Come spiega la Banca d’Italia, si tratta della piattaforma pan-europea il cui acronimo è Target Instant Payment Settlement che regola, in tempo reale, gli instant payments, “cioè bonifici che sono regolati entro pochi secondi dalla disposizione della transazione. La piattaforma consente di effettuare mediamente 500 pagamenti al secondo (pari a 43 milioni di transazioni al giorno) ed è disponibile 24 ore al giorno per 365 giorni all'anno. Tips è in grado di regolare i pagamenti senza limiti d'importo con le stesse modalità e allo stesso costo in ogni Paese dell'euro”.
Cosa accadrà dal 7 aprile
Sottolineiamo che nessun bonifico ordinario “andrà perso” ma soltanto messo in coda: ecco perché, tra i consigli, potrebbe essere conveniente inoltrare un bonifico ordinario entro la data del 1° aprile così da avere più possibilità di riceverlo entro il pomeriggio del 2 aprile.

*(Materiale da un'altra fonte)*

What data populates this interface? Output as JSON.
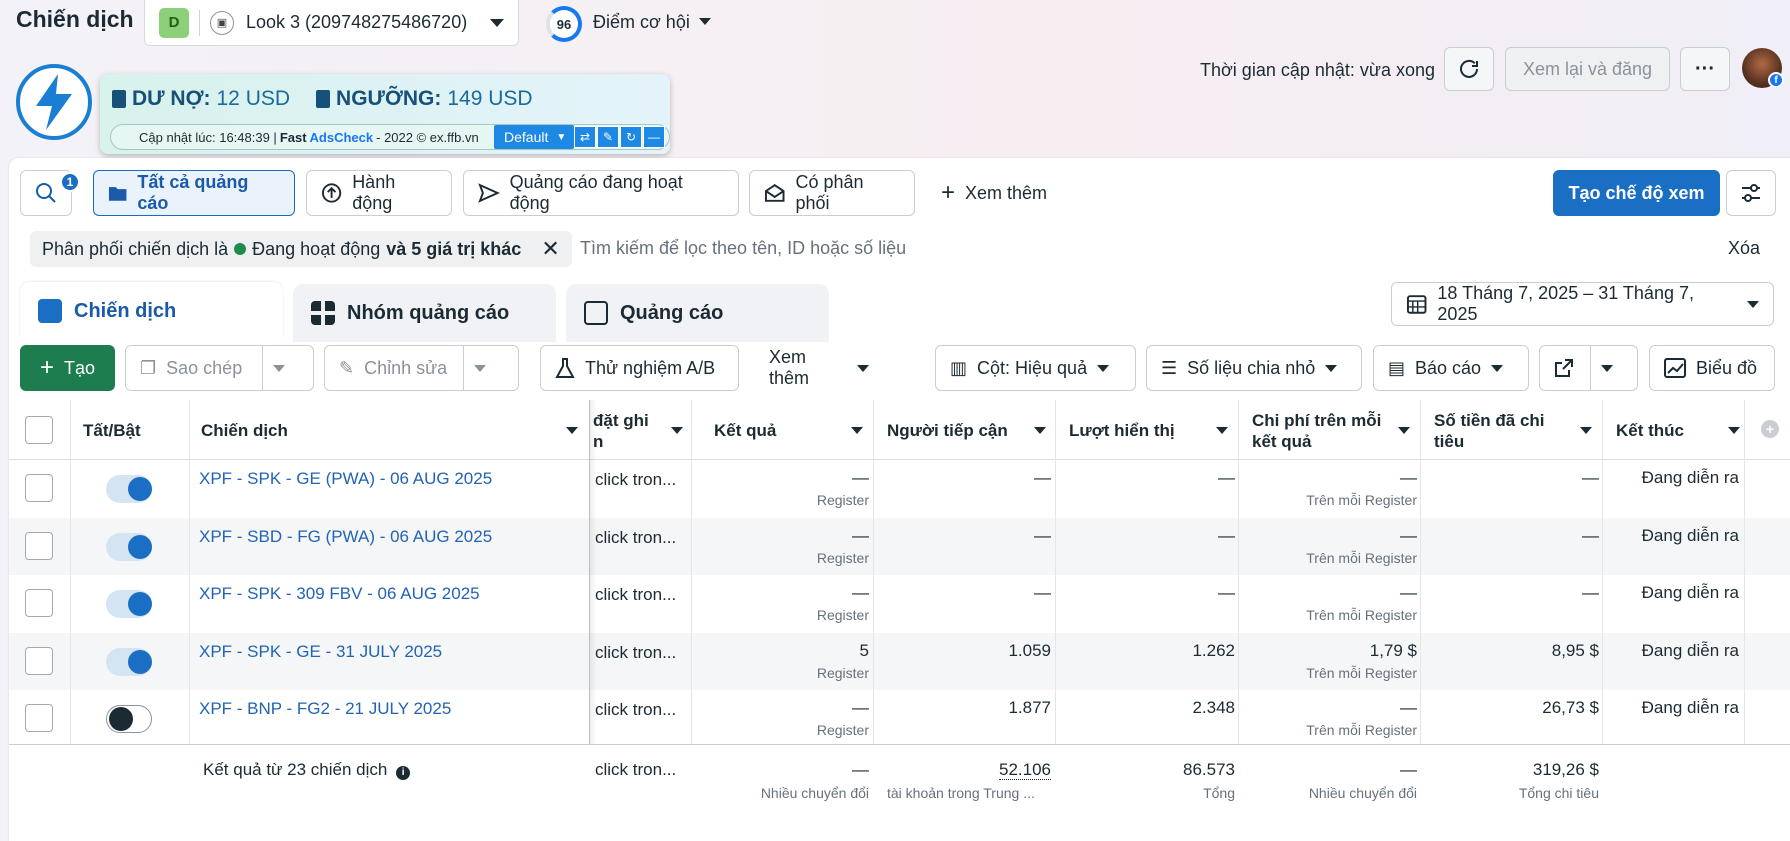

Altrimenti, niente paura: alla riapertura martedì 7 aprile, dato il grande volume di bonifici ordinari “in coda”, nelle prime ore del giorno potrebbero registrarsi dei rallentamenti per gli accrediti delle somme di denaro. Nulla di preoccupante, dunque, visto che il tutto rientra nell’ordinaria amministrazione.